Investigating the role of macrophage-epithelial cell interaction in salivary gland regeneration

Abstract

Head and neck cancer patients treated by radiotherapy commonly suffer from a devastating side effect known as xerostomia (chronic dry-mouth), which results from irreversible salivary gland hypofunction. Although xerostomia has a detrimental impact on patient quality of life, there are currently no long-term solutions to restore salivary gland function, and patients have to rely on short-term solutions which currently only alleviate the symptoms.

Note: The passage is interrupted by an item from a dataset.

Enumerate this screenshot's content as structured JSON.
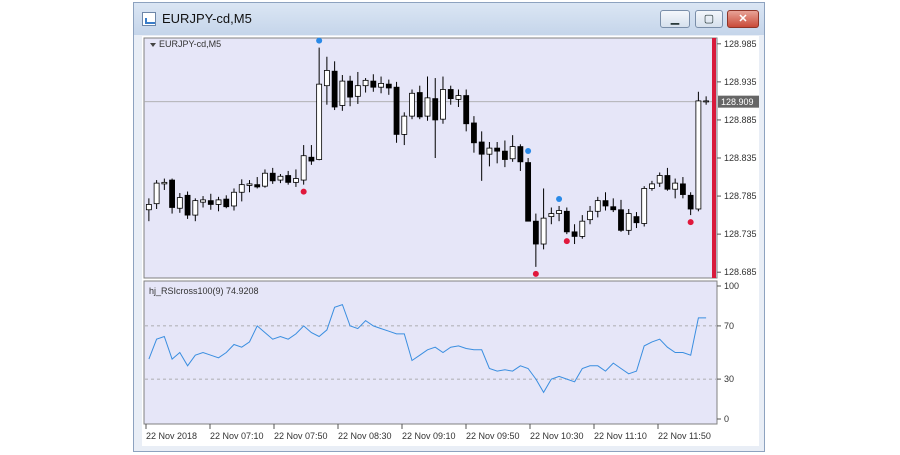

A growing body of evidence suggests that tissue-resident macrophages in a variety of different organs interact with the epithelium to promote tissue regeneration and repair. We previously demonstrated that in the absence of macrophages epithelial repair after irradiation injury is aberrant, suggesting that macrophages are essential for successful tissue repair in the salivary gland. However, the precise function of macrophages in this process currently remains unknown. Here, I show that CX3CR1+ macrophages home specifically to ductal cells following radiation injury, and that DNA damage is more severe upon the genetic depletion of macrophages compared to radiation alone. In addition, via in vivo analysis and a novel method for ex vivo live imaging, I show that macrophages associate intimately with KRT14+ ductal progenitor cells after injury. Using our recently generated scRNAseq data and CellChat, a tool that is able to quantitatively infer and analyse intercellular communication networks, I propose that such interactions between progenitor cells and tissue-resident macrophages occur via the CX3CL1-CX3CR1 axis. Using CX3CL1 reporter mice I confirm that KRT14+ cells produce CX3CL1, the sole ligand for CX3CR1, providing robust evidence that macrophages directly communicate with KRT14+ cells during the repair process. Indeed, upon the depletion of macrophages KRT14-mediated ductal cell replacement is reduced, implicating the importance of macrophages in the replacement of damaged tissue via communication with epithelial progenitor cells.

Taken together, this study suggests that macrophage-epithelial cell interaction is essential for regeneration after salivary gland injury, and likely occurs through the direct communication between tissue-resident macrophages and lineage-restricted progenitor cells. Importantly, this provides strong rationale for further understanding this communication for the development of a future therapeutic strategy for xerostomia.